Beyond Haskell, in the background, is a fish house and a large family of bathers, some of whom, Olympia realizes, are watching her with the camera. They must be a family from Ely Falls, she decides, for they do not have much in the way of a picnic. They are crowded, all eleven or twelve of them, onto only one rug, so that those at the periphery are half sitting on the sand and have to lean into the center of the group. They have all been swimming, she determines, even the women, for their hair is unkempt and slicked back against their heads. They stare in a curiously impolite manner. She thinks that at least one or two of the children must be undernourished, as they have a sunken appearance about the cheeks.

She squeezes the shutter.

Startled, Haskell opens his eyes. She sets the camera back into its case.

“Olympia,” he says, sitting up.

She closes the top and fastens the latch.

Simultaneously, they see Olympia’s father emerging from the sea and draping himself in a robe he has left by the water’s edge so as not to have to appear too long in public in his wet bathing costume. She watches her father walk from the sea to where they sit, wondering if he has seen her take Haskell’s picture. When he reaches them, she thinks he cannot fail to note the strain which lies between Haskell and her and which they both immediately seek to defuse with over-attention to her father’s needs, Haskell standing with a wrap, Olympia preparing a plate of food. But her father does not ask her about the time she has spent with Haskell, either then or later.

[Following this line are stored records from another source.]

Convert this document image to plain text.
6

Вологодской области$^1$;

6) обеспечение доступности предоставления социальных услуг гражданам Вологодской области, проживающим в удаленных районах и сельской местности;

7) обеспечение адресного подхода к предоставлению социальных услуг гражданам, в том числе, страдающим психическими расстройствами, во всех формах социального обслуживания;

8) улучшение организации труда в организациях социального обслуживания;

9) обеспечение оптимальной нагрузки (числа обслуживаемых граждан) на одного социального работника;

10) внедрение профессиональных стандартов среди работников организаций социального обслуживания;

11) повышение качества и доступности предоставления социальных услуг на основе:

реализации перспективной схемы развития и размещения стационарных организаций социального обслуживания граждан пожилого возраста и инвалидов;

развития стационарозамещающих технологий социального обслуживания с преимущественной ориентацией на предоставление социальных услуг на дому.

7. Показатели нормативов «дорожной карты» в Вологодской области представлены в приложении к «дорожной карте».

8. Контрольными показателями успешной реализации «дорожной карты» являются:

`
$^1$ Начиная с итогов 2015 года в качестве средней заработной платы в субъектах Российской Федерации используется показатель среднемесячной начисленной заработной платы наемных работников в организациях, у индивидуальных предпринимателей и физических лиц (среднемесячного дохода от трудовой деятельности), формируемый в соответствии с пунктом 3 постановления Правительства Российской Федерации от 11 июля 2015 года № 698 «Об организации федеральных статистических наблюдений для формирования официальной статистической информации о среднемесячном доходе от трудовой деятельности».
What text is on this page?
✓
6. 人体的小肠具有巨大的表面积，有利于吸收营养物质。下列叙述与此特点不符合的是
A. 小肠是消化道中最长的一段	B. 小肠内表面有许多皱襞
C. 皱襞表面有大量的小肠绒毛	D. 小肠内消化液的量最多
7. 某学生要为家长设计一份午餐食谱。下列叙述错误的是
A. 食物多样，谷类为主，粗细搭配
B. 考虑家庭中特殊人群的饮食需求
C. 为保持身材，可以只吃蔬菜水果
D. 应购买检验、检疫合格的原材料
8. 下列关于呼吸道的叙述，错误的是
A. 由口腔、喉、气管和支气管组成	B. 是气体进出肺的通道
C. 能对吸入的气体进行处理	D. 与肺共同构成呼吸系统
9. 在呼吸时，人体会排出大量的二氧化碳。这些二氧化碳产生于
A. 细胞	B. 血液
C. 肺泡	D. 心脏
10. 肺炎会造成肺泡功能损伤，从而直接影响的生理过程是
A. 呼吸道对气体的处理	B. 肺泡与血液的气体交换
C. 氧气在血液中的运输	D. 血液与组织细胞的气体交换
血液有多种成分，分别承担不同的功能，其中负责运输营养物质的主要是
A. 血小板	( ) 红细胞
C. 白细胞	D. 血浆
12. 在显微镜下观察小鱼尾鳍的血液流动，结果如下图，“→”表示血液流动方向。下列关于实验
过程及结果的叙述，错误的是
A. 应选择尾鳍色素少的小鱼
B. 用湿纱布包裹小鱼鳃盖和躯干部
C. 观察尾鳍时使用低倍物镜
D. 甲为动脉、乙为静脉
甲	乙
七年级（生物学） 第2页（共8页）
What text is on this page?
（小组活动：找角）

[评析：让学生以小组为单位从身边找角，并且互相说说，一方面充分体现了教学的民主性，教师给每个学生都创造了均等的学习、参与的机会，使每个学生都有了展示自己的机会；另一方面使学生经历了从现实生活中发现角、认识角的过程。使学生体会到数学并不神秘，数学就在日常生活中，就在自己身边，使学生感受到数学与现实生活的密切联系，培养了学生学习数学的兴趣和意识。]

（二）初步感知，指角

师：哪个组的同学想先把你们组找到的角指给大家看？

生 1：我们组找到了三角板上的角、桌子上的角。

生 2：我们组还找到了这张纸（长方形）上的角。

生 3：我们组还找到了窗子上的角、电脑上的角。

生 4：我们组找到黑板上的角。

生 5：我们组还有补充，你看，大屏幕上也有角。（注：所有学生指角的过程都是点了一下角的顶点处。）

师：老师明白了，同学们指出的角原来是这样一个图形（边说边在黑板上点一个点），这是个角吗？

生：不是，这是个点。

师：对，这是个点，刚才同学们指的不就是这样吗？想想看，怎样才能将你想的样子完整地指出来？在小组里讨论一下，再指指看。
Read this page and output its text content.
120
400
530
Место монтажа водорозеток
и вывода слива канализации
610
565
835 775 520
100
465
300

The others soon follow her father, Zachariah Cote a somewhat comical spectacle in his union suit, which reveals rather large hips and suggests that the man is better suited to a frock coat. (But which man is not? Olympia wonders.) Philbrick, with little modesty or self-consciousness, walks briskly to the rug, sits down to lunch, and begins to consume his meal with enthusiasm. Unable to remain calm in their company, Olympia stands and walks to the water’s edge with wraps for the girls, who twirl themselves into the dry cloths as if forming cocoons. Even Martha seems happy to see her, although somehow the girl has gotten sand into her stockings and they bag with the weight and make odd lumps against her legs.

They walk back to the rug as if Olympia were a governess and they her waterlogged charges. Along the way, when she chances to look up, she sees that Haskell has gone.

• • •

He does not reappear for dinner in the evening. When Olympia inquires as to his whereabouts, Catherine says that he has been called away to the clinic. Olympia struggles through the meal with little appetite. She minds Haskell’s absence more than she ever could have anticipated. It is the first of many nights she will now spend when her life, which seemed complete enough only the night before, appears to be missing an essential piece.

Wishing to be alone, she pushes her chair back. Thunder shakes the house, and Olympia can feel the vibrations through the floorboards. A streak of lightning needles the sky outside the windows of the dining room.

“A storm,” Catherine says.

“The man who brings the lobsters said there would be,” her mother answers.

“I must go upstairs to close my window,” Olympia says, relieved to have an excuse to leave the table.